估计每个指令的周期 [英] Estimating Cycles Per Instruction

查看：21 发布时间：2021/11/17 2:53:31 performance assembly architecture x86 sse

本文介绍了估计每个指令的周期的处理方法，对大家解决问题具有一定的参考价值，需要的朋友们下面随着小编来一起学习吧！

问题描述

我已经反汇编了一个用 MSVC v140 编译的小型 C++ 程序，并试图估计每条指令的周期，以便更好地了解代码设计如何影响性能.我一直在关注 Mike Acton 在 CppCon 2014 上关于面向数据的设计和 C++" 的演讲，特别是我链接到的部分.

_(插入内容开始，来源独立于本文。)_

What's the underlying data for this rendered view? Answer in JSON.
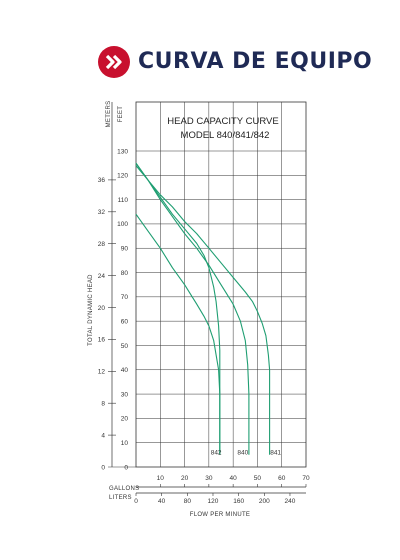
{
  "header": {
    "title": "CURVA DE EQUIPO",
    "logo_icon": "double-chevron-right-icon",
    "logo_color": "#c8102e",
    "title_color": "#1f2a55"
  },
  "chart_data": {
    "type": "line",
    "title": "HEAD CAPACITY CURVE",
    "subtitle": "MODEL 840/841/842",
    "ylabel": "TOTAL DYNAMIC HEAD",
    "xlabel": "FLOW PER MINUTE",
    "y_feet_label": "FEET",
    "y_meters_label": "METERS",
    "x_gallons_label": "GALLONS",
    "x_liters_label": "LITERS",
    "x_unit": "gallons",
    "y_unit": "feet",
    "xlim": [
      0,
      70
    ],
    "ylim": [
      0,
      130
    ],
    "grid": true,
    "feet_ticks": [
      0,
      10,
      20,
      30,
      40,
      50,
      60,
      70,
      80,
      90,
      100,
      110,
      120,
      130
    ],
    "meter_ticks": [
      4,
      8,
      12,
      16,
      20,
      24,
      28,
      32,
      36
    ],
    "gallon_ticks": [
      10,
      20,
      30,
      40,
      50,
      60,
      70
    ],
    "liter_ticks": [
      0,
      40,
      80,
      120,
      160,
      200,
      240
    ],
    "series_color": "#1f9e72",
    "series": [
      {
        "name": "842",
        "x": [
          0,
          5,
          10,
          15,
          20,
          25,
          28,
          30,
          32,
          34,
          34.5,
          34.5
        ],
        "y": [
          104,
          97,
          90,
          82,
          75,
          67,
          62,
          58,
          52,
          40,
          30,
          5
        ]
      },
      {
        "name": "840",
        "x": [
          0,
          5,
          10,
          15,
          20,
          25,
          28,
          30,
          31,
          32,
          33,
          34,
          34.5,
          34.5
        ],
        "y": [
          125,
          118,
          111,
          104,
          98,
          92,
          87,
          82,
          78,
          74,
          68,
          58,
          48,
          5
        ]
      },
      {
        "name": "841",
        "x": [
          0,
          5,
          10,
          15,
          20,
          25,
          30,
          35,
          40,
          43,
          45,
          46,
          46.5,
          46.5
        ],
        "y": [
          125,
          118,
          110,
          103,
          96,
          90,
          83,
          75,
          67,
          60,
          52,
          42,
          30,
          5
        ]
      },
      {
        "name": "840",
        "x": [
          0,
          5,
          10,
          15,
          20,
          25,
          30,
          35,
          40,
          45,
          48,
          50,
          52,
          53.5,
          54.5,
          55,
          55
        ],
        "y": [
          124,
          118,
          112,
          107,
          101,
          96,
          90,
          84,
          78,
          72,
          68,
          64,
          59,
          54,
          46,
          40,
          5
        ]
      }
    ],
    "curve_labels": [
      {
        "text": "842",
        "x": 33,
        "y": 6
      },
      {
        "text": "840",
        "x": 44,
        "y": 6
      },
      {
        "text": "841",
        "x": 57.5,
        "y": 6
      }
    ]
  }
}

I have disassembled a small C++ program compiled with MSVC v140 and am trying to estimate the cycles per instruction in order to better understand how code design impacts performance. I've been following Mike Acton's CppCon 2014 talk on "Data-Oriented Design and C++", specifically the portion I've linked to.

在其中，他指出了以下几行:

In it, he points out these lines:

movss   8(%rbx), %xmm1
movss   12(%rbx), %xmm0

然后他声称这些 2 x 32 位读取可能在同一个缓存行上，因此花费大约 200 个周期.

英特尔 64 位和 IA-32 架构优化参考手册是一个很好的资源，特别是附录 C - 指令延迟和吞吐量".但是，在表 C-16.流式 SIMD 扩展单精度浮点指令" 的第 C-15 页上，它声明 movss 仅为 1 个周期(除非我'我理解延迟的含义是错误的...如果是这样，我该如何阅读?)

The Intel 64 and IA-32 Architectures Optimization Reference Manual has been a great resource, specifically "Appendix C - Instruction Latency and Throughput". However on page C-15 in "Table C-16. Streaming SIMD Extension Single-precision Floating-point Instructions" it states that movss is only 1 cycle (unless I'm understanding what latency means here wrong... if so, how do I read this thing?)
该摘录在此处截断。